RIT music professor and orchestra conductor Michael Ruhling discovers hidden musical nuggets of the past. He and other musicologists are immersed in the spirit of uniting contemporary audiences with centuries old ideas conveyed between musicians and audiences in the 18th century.
The Handel and Haydn Society appointed Ruhling as the Christopher Hogwood Research Fellow for the 2008-2009 season because of his passion for historically informed performances. Ruhling is taking sabbatical this fall quarter in order to complete the main research and writing tasks.
The Boston-based Handel and Haydn Society will use Ruhling’s vision, passion and scholarly research to support the performance of its 18th-century repertoire. He describes this research as “the coming together of scientific observation and research, acoustics, psychology of sound, understanding of manufacturing methods, cultural context, human reaction, and artistic creativity in order to communicate concepts musically in a way that is understandable.”
“The Handel and Haydn Society,” Ruhling explains, “is a period orchestra, begun in 1815, that today uses instruments modeled after those played during the time period of Haydn, Mozart, Handel and Bach.” Historically informed performance uses period instruments, same number of players to approximate the orchestras of the day, duplicate room conditions and other factors.
As the Historically Informed Performance Research Fellow, Ruhling will write program notes for each concert, give lectures at various functions, and organize symposia for the purpose of education and promotion. He will prepare in-depth online essays for patrons intended to deepen their awareness of performances and to develop new perspectives. He will also advise on performance practice issues and future repertoire.
Ruhling believes it is also important for research to uncover what the 18th-century composers intended to say with the music.

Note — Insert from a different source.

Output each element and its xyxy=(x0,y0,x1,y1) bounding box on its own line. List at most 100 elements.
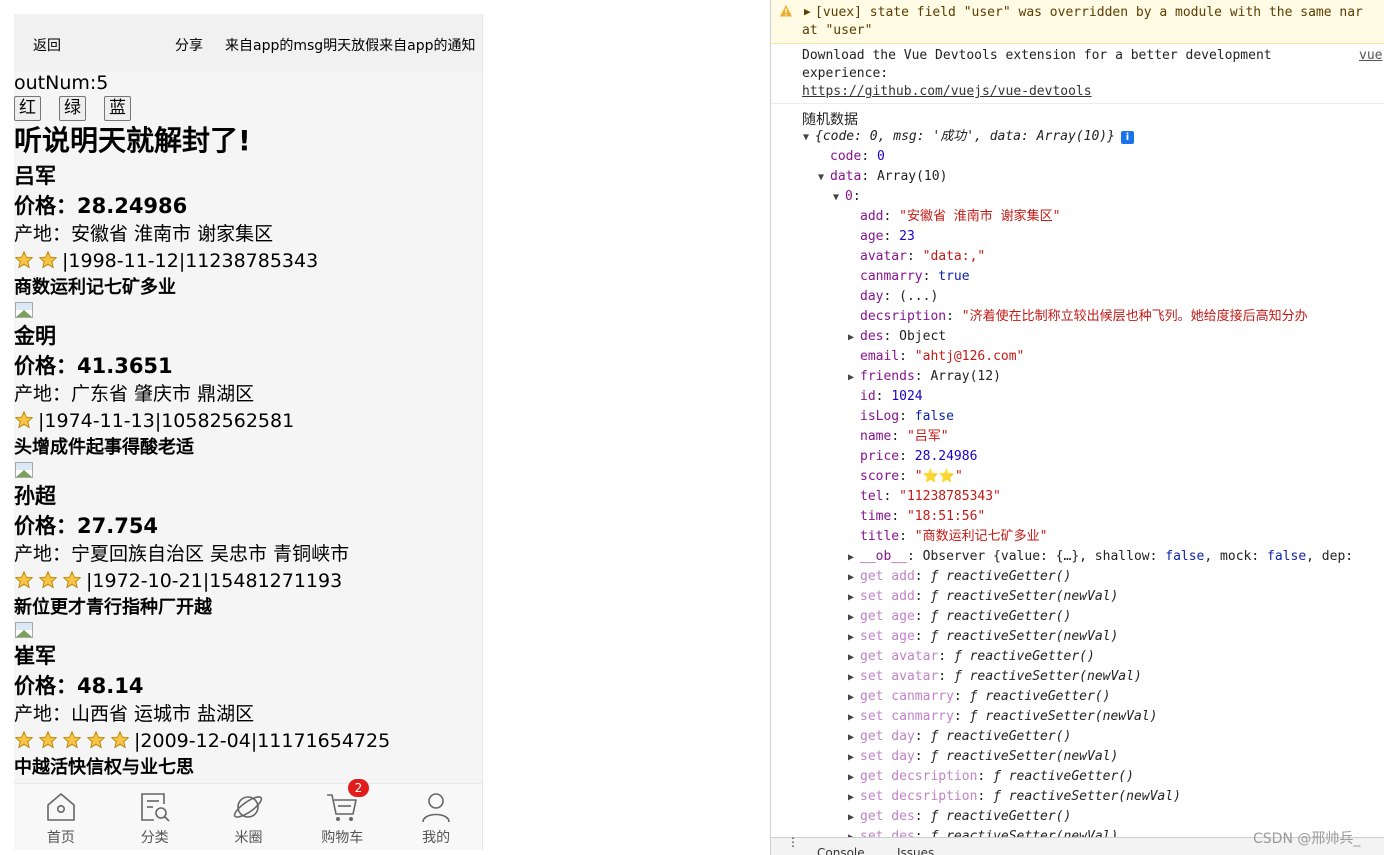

Historically informed performance is not based on modern tastes and expectations but rather on the time it was actually performed.
“We want to find what it was that made Haydn’s, Handel’s or Bach’s music unique, yet able to ‘say something’ to the audiences of the day,” Ruhling says, “Then we bring that lively interaction to present-day audiences and reproduce what was a unique and lively musical communication between musicians and audiences.”
The Handel and Haydn Society will celebrate the 200 and 250-year anniversary deaths of Haydn and Handel respectively in 2009.
Ruhling also presides over the newly formed continental organization Haydn Society of North America as its first president. He has written a book and delivered several papers on the symphonies of Joseph and Michael Haydn.